The main difference I can think of between this season of “The Leftovers” and the last one is that the creators don’t have to completely re-invent the show. For Lindelof’s show to have been successful beyond a first season, “The Leftovers” would have to develop its characters more, find a sense of humor and expand the scope without losing the story’s core tone — all of which was accomplished beautifully in the show’s second season. Already in the first two episodes of season three, there is a palpable sense of the clock running out. Whispers of an apocalyptic flood coming on the anniversary of the Departure circulate throughout these first two episodes, though viewers expecting for the show to double down on spectacle might end up being left in the lurch: Lindelof has never, not once in his career, been one to give his audience the easy payoff. It feels safe to say that we can expect the show’s brain trust to take the most roundabout way of getting to their final destination — though when a show is as alive with feeling and unpredictability as ‘The Leftovers” so often is, anything and everything is on the table.
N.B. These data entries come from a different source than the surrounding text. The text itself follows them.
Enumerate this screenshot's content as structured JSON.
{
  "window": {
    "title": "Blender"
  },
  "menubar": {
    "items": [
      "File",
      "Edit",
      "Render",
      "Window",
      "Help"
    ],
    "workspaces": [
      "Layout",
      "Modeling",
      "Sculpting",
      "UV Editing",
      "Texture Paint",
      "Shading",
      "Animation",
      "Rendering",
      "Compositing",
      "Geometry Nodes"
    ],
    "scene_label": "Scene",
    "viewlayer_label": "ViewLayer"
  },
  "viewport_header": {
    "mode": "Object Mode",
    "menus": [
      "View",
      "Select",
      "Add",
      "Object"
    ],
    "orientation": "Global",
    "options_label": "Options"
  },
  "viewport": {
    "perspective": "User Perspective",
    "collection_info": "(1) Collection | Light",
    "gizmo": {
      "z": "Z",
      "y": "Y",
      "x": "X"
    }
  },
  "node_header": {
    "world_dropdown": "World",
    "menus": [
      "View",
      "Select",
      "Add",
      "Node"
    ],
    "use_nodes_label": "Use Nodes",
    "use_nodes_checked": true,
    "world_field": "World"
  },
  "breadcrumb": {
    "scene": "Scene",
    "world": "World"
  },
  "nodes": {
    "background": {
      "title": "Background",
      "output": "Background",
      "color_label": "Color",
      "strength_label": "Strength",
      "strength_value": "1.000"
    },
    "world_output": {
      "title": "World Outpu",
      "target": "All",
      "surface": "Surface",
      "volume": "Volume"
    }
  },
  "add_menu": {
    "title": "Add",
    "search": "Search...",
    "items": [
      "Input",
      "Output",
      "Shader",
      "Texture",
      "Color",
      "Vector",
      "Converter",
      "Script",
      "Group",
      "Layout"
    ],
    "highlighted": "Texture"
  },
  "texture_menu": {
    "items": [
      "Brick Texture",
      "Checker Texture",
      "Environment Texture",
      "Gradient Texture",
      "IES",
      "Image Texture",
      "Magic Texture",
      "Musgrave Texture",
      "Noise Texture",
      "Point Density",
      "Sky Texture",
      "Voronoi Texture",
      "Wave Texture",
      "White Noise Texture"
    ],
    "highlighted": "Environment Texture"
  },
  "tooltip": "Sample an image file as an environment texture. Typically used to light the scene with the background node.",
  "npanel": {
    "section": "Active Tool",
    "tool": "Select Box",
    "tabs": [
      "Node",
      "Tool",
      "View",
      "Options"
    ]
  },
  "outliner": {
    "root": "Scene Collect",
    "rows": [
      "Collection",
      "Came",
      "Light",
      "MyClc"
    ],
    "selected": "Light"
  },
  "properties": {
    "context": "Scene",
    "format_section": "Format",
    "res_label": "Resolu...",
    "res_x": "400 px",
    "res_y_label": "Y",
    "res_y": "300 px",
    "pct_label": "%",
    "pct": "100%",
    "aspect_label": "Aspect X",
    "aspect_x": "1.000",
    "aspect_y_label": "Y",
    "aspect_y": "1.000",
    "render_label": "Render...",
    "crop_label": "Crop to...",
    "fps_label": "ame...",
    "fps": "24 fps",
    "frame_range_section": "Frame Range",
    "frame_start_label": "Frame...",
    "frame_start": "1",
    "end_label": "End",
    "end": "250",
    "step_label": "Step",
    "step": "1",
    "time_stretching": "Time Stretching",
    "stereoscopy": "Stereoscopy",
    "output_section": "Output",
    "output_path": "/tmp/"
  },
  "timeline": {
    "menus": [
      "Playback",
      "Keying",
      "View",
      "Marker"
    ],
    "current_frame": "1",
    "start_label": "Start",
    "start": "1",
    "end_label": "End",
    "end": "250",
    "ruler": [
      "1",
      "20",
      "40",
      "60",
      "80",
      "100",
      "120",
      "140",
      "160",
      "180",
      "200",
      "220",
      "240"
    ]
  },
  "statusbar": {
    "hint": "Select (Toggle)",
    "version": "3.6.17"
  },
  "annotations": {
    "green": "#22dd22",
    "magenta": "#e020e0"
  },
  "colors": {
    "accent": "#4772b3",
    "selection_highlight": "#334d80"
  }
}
There are few shows on television that I get such a sense of joy from watching every week. What “The Leftovers” represents is a glorious freedom in the possibilities of the television storytelling medium: liberation from tepid convention, from antihero posturing, and from the demands of a paint-by-numbers narrative. I’m sure there will still be people who find the show too opaque, too depressing, too frustrating in its refusal to provide explanations or easy answers. I can imagine many viewers throwing their remote controls on the floor in frustration, bellowing, “I just don’t get what all the fucking hype is about”.
And that’s okay. I was that person, about midway through the first season. So, if by some small chance, there are those reading this who have yet to find a way into this challenging and brilliant work of television art, I say this: take it slow.Television should not be about the process of providing answers and inventing background simply so you feel smart for “understanding” the story to some ostensibly greater degree. If that’s all there was to the formula, television would be a very dull place indeed (watch “Westworld,” , 2016’s most beautiful boring show, if you don’t believe me). The very fact that Lindelof is raising these big questions at all — questions about faith, about God or the absence of a God, about our collective hopes and dreams as a species — makes “The Leftovers” more urgent and essential than 99% of what’s on T.V. right now. After wrestling with the show’s many complications and its poetic, bracing, deliberate irregularities, I can now finally say: I believe.
Grades: “The Book of Kevin,” A. “Don’t Be Ridiculous,” A.